民主主義とは
2016年04月11日 (月) | 編集 |
 この週末のあいだに、どこかのテレビ番組で、若い人たちの投票率が低い、政治に関心が薄い、ということを取り上げていまして。
 なぜ投票に行かないかという問いに、「自分が投票してもなにも変わらないから」というお答えがあったと聞いて、あーあれか。と。

 こういう勘違い発言て、どこが、あるいは誰が発生源なんでしょうね?
 ろくな経験もないであろう人の発言としては少々不自然なものなので、これは周囲にいる大人の誰かの「口真似」をしているだけ、という印象があります。
 じっさい、こういうことをいう、すでに若者ではない人ってけっこうお見かけしますのでね。(^^;)

 子供が喋ることを聞いていると、その子の親や先生などが日常どんなことを言っているか、大体わかるんですよね。(^^;)
 そういう意味では子どもというのは、情報収集の際のソースになるものかもしれない。
 日常、よく大人どもが口走ることにそった内容を話すからなあ。ふーん、そっかー、と言いながら、そういうこと言ってんのかあの人たち…と思ったこと数回あります;;
 ——古人に曰く。「子は親の鏡」と。

 それはともかく。

 自分が1票いれたからってそれが直接結果に影響しない、だから投票に行かない、というのは、どうにもものがわかっていないご発言で、困ったもんです。

 民主主義というのは「だれか一人だけではなにも決められないように作られたシステム」だということを、なぜにここまで気持ちよくすこーんと放り投げているんだろう。

 現在私どもは独裁というものを、たいへんよろしくないもの、という概念で受け止めておりますが、真に優れたリーダーがいる場合はですね、トップダウンでがんがんものごとを決めてすすめていける、独裁がいちばんのやりかたなんですよね。

 三人寄れば文殊の知恵とはいいますが、馬鹿は千人あつまろうとも所詮は馬鹿なんで、千人の愚者は一人の賢者に敵(かな)わないものです。

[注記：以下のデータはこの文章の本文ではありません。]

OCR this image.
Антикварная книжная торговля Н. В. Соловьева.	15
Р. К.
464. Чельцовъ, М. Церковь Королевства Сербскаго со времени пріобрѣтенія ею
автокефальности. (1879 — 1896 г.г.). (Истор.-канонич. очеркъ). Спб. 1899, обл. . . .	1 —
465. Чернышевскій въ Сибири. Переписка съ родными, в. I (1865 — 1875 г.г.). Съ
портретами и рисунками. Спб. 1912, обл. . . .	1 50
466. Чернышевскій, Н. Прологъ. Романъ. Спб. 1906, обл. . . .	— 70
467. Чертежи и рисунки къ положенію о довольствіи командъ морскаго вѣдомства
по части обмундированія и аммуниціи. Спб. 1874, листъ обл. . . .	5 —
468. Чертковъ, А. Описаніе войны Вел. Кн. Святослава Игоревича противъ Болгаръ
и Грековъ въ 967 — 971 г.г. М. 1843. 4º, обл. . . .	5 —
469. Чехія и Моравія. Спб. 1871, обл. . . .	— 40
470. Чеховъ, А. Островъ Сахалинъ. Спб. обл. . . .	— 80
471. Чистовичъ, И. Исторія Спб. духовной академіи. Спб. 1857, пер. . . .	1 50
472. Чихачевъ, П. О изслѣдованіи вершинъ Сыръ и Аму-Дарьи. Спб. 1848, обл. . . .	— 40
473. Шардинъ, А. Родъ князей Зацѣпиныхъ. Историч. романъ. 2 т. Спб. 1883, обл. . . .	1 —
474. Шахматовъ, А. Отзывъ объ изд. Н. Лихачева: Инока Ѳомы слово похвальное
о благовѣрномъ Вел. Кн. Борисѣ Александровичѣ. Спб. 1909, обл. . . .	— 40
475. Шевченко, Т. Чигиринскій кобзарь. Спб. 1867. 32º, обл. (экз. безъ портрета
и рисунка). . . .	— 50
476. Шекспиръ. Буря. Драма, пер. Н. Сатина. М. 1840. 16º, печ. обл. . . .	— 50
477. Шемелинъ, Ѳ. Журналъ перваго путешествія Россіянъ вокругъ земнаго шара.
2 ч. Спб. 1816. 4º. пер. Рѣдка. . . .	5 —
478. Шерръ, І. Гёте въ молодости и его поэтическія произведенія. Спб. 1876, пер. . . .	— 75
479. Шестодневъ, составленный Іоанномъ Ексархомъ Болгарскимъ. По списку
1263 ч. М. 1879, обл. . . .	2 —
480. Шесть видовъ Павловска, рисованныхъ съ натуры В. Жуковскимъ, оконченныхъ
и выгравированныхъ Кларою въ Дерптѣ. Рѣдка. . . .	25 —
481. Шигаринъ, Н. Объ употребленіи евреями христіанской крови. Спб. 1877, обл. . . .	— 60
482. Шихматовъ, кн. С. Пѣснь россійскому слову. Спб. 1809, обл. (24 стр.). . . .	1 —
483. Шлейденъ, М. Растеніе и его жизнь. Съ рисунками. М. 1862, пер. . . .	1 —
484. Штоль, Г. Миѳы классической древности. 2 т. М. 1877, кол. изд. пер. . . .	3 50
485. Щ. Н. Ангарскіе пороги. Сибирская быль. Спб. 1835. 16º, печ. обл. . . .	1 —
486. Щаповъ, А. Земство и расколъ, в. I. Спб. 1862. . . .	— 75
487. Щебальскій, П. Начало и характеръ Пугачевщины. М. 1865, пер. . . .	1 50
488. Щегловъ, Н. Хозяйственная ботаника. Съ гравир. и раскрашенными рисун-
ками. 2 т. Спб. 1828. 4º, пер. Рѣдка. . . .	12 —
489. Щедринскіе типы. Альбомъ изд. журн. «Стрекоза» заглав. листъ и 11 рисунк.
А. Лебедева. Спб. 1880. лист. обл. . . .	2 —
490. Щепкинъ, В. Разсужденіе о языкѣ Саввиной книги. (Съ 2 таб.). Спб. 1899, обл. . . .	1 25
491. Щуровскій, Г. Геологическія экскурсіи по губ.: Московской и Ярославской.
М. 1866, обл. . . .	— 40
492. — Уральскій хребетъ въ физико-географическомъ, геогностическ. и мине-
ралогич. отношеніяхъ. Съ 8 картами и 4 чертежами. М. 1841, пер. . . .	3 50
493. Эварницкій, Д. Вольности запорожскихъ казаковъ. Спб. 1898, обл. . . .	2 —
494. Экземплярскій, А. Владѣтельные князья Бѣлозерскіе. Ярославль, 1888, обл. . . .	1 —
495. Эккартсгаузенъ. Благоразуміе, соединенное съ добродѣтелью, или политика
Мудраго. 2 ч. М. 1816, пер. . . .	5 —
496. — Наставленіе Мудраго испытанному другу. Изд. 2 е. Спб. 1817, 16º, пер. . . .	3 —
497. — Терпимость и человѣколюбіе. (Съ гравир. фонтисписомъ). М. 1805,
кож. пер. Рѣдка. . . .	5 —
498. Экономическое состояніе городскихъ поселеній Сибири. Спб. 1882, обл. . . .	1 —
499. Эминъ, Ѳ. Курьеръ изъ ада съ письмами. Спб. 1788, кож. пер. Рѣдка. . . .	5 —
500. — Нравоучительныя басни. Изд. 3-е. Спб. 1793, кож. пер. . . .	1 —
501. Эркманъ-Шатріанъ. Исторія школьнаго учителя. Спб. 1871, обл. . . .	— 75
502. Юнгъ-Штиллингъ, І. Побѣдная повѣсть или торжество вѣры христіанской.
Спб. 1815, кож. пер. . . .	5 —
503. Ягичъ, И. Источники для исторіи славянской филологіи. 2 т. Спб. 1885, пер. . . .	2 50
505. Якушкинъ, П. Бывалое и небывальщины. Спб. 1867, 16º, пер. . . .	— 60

 古代ギリシャの、アテネの政治家、ペリクレスなどを見てると、——この人自身は民主的な政体へ、改革を進めたひとですが、手法はかなりのトップダウン式。
 ものごとを迅速に進めるということにおいては、民主主義というのはまったくサイテーのやりかただと言えますね。

 それでも、優れたリーダーというのはなかなか登場するものではないし、かりにそうであっても、だれかひとりが強い権限を持つと、それにぶらさがる寄生虫というのは必ず現れるし、彼らによっていろんな腐敗が生じる。
 独裁のメリットとデメリットを比べたときに、どうもデメリットのほうが大きい。こんなんだったら、だれかひとりに強い権限を持たせるのはやめて、「みんなで」進めるようにしましょうねというのが、民主主義ってやつなんで。

 ペリクレスは非常にすぐれた政治家なのは疑いの余地もありませんが、しかし、もし彼が現代の、この日本の政治家になったら、とてもじゃないですが、あの辣腕ぶりをみることはできません。
 どれほど優れたひとであろうと、ひとりではなにもできないように、と、そういうふうに作られているのが民主主義。

 自分の一票ではなにも変わらない、という発言はそんなわけで私の耳には、なに当たり前のことを言ってんの、という、まことに不思議な発言に聞こえます。

 投票の意味はそんなところにはない。
 
 なぜかこの日本では、民主主義には反対の立場をとる、共産主義や社会主義、あるいはその流れをくむ政党が民主主義民主主義とお題目のように繰り返す。あれも不思議ですね。あんたがたはその民主主義には反対するというポリシーでやってんでしょうが。と。

 民主主義ってみなさんよくおっしゃいますけども。
 それがどういうものかということは、まったくお考えになっていないのでは?

 こういうことをわりと要領よく効率よく体系的にさっと勉強できるような、テキストなり場所なりって、ないものでしょうかね?